Il faut aussi contribuer à des solutions politiques. Une grande partie des migrants arrivent de l’Afghanistan, de l’Irak et de la Syrie et si vous n’arrivez pas à aider à une solution de la cause, vous aurez du mal à aider à la solution de la conséquence. Mais il faut être beaucoup plus efficace en étant à la fois charitable mais ferme, ce qui n’est pas une attitude grossière. Sinon, nous risquons d’avoir des réactions de l’opinion publique qui peuvent démolir complétement la construction européenne.

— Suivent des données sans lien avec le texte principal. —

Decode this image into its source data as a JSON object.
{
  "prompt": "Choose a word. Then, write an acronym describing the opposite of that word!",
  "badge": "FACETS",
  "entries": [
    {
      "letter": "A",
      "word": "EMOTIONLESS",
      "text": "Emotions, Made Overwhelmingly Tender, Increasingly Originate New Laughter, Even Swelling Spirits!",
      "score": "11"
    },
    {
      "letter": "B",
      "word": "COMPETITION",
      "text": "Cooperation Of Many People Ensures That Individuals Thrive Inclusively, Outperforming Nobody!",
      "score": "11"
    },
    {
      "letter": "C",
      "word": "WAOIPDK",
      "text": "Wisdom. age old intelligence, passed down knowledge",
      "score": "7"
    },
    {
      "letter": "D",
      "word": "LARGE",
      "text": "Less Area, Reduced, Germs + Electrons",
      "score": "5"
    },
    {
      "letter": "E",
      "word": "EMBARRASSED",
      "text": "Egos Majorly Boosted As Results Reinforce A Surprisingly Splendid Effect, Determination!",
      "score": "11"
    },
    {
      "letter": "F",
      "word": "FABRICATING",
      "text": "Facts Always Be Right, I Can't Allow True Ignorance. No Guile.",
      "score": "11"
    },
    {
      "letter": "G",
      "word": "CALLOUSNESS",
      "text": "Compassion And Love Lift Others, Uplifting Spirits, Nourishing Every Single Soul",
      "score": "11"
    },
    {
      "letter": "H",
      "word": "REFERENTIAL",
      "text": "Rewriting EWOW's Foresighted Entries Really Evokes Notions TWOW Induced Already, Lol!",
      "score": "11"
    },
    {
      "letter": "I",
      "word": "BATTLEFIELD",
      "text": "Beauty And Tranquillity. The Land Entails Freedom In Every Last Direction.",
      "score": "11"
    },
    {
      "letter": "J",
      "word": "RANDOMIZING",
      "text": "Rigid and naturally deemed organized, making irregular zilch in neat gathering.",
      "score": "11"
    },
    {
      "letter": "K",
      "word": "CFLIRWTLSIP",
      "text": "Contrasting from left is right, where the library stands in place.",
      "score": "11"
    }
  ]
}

Je salue la décision qui a été prise par le gouvernement tchèque et je sais que, comme partout en Europe, il y a des discussions internes car ce sont des sujets compliqués et où la sensibilité est à fleur de peau, mais je suis sûr que nous allons pouvoir cheminer. La France est consciente de ses responsabilités et vous avez vu que nous avons dû prendre des décisions fermes notamment en ce qui concerne Calais compte tenu du flux de migrants en direction du Royaume-Uni.

Je voudrais conclure en vous disant ceci, Cher Lubomír,

Mesdames et Messieurs les Ambassadeurs,

Je vous remercie à nouveau de m’avoir invité à m’exprimer devant vous. Notre rencontre d’aujourd’hui traduit la proximité et l’amitié entre nos deux pays. J’ai employé à plusieurs reprises cette expression car elle résume vraiment le sens de ma visite et la perception qu’a la France : que la République tchèque fait partie du premier cercle de nos amis. C’est dans cet esprit-là qu’il faut travailler ensemble.

Dans les années qui viennent, comme aujourd’hui, nous avons et nous aurons besoin d’une République tchèque pleinement impliquée dans la construction européenne. Vous resterez ainsi fidèles à votre histoire et à votre géographie, au coeur de l’Europe. Être à Prague, c’est éprouver très intensément l’esprit européen - c’est ressentir que vous êtes une partie essentielle de l’Europe et qu’une part essentielle de l’Europe est ici. Merci./.